Fuge said Rio’s decision to cancel the smelter’s electricity contract with Meridian was “very disappointing” in light of the combined effort of NZ energy companies had made to deliver what he said were “significant cost reductions” for electricity.

“We’re very disappointed to have played our part in delivering these savings for one of the greenest smelters in the world and to have such limited engagement from Rio Tinto,” he said.

“We urge Rio Tinto to seriously consider the offer for improved electricity supply and encourage them to consider what is right for Southland, for New Zealand and for their own global environmental commitments.”

Meanwhile, in Australia, the news will send a chill through the local aluminium smelting industry, which faces almost identical headwinds of changing market dynamics and increasing power costs, topped off by a complete lack of guidance on emissions and/or the low-carbon energy transition from the federal policy level.

The smelters use a huge amount of state demand – more than 10 per cent in the case of the Tomago smelter in NSW, and the Portland smelter in Victoria.

Just last month, Australia’s peak trade union body issued a timely reminder to the Morrison government that all four of Australia’s remaining aluminium smelters were currently under review themselves – partly as a result of growing international demand for aluminium produced with renewable energy and partly as a result of energy security concerns and electricity price fluctuations.

“The absence of a credible emissions or energy policy nationally jeopardises the future of all of these smelters and many other manufacturing and processing businesses,” the Australian Council of Trade Unions said in a submission to the Coalition’s Technology Roadmap discussion paper.

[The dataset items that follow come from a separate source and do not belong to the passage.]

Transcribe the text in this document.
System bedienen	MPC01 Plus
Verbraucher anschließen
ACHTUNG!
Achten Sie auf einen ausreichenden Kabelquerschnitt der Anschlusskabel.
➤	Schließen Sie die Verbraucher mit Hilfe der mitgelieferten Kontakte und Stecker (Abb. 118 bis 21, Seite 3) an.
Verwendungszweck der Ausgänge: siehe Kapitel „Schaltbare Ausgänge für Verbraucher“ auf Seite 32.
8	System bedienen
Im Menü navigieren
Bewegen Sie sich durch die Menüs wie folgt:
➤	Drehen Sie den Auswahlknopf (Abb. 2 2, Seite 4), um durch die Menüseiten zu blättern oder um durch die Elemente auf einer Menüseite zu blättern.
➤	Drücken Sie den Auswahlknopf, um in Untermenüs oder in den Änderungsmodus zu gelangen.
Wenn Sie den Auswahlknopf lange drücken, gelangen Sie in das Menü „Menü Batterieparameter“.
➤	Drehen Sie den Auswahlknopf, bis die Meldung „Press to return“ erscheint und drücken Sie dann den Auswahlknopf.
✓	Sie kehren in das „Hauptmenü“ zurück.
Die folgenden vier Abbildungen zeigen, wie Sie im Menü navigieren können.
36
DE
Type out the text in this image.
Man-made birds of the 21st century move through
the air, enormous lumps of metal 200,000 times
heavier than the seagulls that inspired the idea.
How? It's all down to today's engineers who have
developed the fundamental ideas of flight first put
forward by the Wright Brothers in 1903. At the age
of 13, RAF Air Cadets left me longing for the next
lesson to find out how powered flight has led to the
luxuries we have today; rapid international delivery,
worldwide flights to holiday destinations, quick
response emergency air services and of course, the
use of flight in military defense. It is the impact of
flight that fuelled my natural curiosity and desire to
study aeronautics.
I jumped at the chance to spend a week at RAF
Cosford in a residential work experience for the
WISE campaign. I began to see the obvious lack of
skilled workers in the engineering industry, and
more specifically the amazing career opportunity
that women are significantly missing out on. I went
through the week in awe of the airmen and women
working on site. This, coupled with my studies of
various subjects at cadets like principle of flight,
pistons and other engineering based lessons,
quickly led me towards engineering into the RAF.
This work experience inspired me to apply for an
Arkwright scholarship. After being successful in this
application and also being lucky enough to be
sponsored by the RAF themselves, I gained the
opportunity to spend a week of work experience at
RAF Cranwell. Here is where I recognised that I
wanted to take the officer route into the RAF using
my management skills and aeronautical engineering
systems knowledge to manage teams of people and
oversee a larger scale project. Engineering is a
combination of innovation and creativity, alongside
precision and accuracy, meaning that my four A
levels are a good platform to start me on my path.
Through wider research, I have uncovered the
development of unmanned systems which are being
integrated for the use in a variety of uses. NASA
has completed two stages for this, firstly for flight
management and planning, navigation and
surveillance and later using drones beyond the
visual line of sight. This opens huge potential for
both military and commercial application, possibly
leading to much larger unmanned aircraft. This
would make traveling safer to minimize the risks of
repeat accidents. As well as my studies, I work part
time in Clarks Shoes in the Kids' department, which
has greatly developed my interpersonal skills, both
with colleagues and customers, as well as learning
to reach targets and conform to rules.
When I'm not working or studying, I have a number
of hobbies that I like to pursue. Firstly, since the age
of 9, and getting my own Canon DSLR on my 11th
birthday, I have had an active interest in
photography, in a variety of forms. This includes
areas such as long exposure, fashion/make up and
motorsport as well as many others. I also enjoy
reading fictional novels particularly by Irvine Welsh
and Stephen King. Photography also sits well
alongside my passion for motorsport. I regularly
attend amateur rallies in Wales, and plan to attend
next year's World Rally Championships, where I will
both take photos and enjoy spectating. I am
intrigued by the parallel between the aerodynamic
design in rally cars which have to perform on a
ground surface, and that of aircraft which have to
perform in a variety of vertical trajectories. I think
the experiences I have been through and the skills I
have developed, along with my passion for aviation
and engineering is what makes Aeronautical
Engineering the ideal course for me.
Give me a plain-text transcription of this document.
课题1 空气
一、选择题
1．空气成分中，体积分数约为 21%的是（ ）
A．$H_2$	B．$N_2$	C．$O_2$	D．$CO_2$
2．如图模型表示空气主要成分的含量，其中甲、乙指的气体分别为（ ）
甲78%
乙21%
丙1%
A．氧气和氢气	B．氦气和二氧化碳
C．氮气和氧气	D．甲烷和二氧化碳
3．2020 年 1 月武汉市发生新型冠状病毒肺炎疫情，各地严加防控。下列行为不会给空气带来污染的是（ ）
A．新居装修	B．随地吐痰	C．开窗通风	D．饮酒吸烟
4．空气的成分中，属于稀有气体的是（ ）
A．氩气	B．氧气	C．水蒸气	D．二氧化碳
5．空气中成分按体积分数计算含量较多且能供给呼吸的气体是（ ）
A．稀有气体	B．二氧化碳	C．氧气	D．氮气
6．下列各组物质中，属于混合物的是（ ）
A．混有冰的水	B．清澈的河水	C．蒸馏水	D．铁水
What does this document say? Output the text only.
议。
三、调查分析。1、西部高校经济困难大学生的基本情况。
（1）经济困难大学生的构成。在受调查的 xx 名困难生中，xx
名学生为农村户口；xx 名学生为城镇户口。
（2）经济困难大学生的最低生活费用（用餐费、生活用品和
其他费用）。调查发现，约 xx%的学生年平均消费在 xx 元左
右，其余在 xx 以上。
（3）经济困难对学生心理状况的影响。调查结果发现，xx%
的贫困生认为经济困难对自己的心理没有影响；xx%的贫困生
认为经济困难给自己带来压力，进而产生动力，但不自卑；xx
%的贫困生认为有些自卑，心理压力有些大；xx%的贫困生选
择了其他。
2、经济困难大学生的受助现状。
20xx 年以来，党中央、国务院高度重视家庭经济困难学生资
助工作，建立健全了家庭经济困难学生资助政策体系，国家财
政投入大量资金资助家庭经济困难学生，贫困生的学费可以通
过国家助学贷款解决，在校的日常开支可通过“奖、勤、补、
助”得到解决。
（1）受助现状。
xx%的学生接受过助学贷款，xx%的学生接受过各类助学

“These and other asset owners will need much more immediate steps to match their energy usage profiles with declining emissions sources in order to continue operations and remain internationally competitive.

“Australia may well have a competitive advantage in renewable energy powered mining, metals processing and manufacturing, but it will not be realised if we have to start rebuilding our manufacturing industries from scratch.”

Others, including the Australian Greens, have argued that state and federal governments should help subsidise, or incentivise, the transformation of Australia’s remaining aluminium smelters into “reverse batteries,” that limit production to when there is a glut in supply of wind and solar, while also allowing strategically reducing energy use at times of peak demand when prices are high.

Similar ideas have been promoted by others. See: Australia’s big smelters could also be giant batteries, and go green at same time.

“Taxpayers already give Alcoa $50 million a year in a secret deal arranged by the Andrews Labor government. Instead of giving them taxpayer money to use polluting coal power, why not give them a grant to use renewable energy and become a ‘reverse battery’?,” acting leader of the Victorian Greens Ellen Sandell said.

“If we do nothing, Alcoa is likely to close and 1,500 people will lose their jobs. Instead, we could upgrade the smelter so it runs on renewable energy and is also able to cut its energy use during days of peak demand, which brings down bills for every Victorian. This is an innovative idea that saves jobs and saves the climate – what’s not to like?”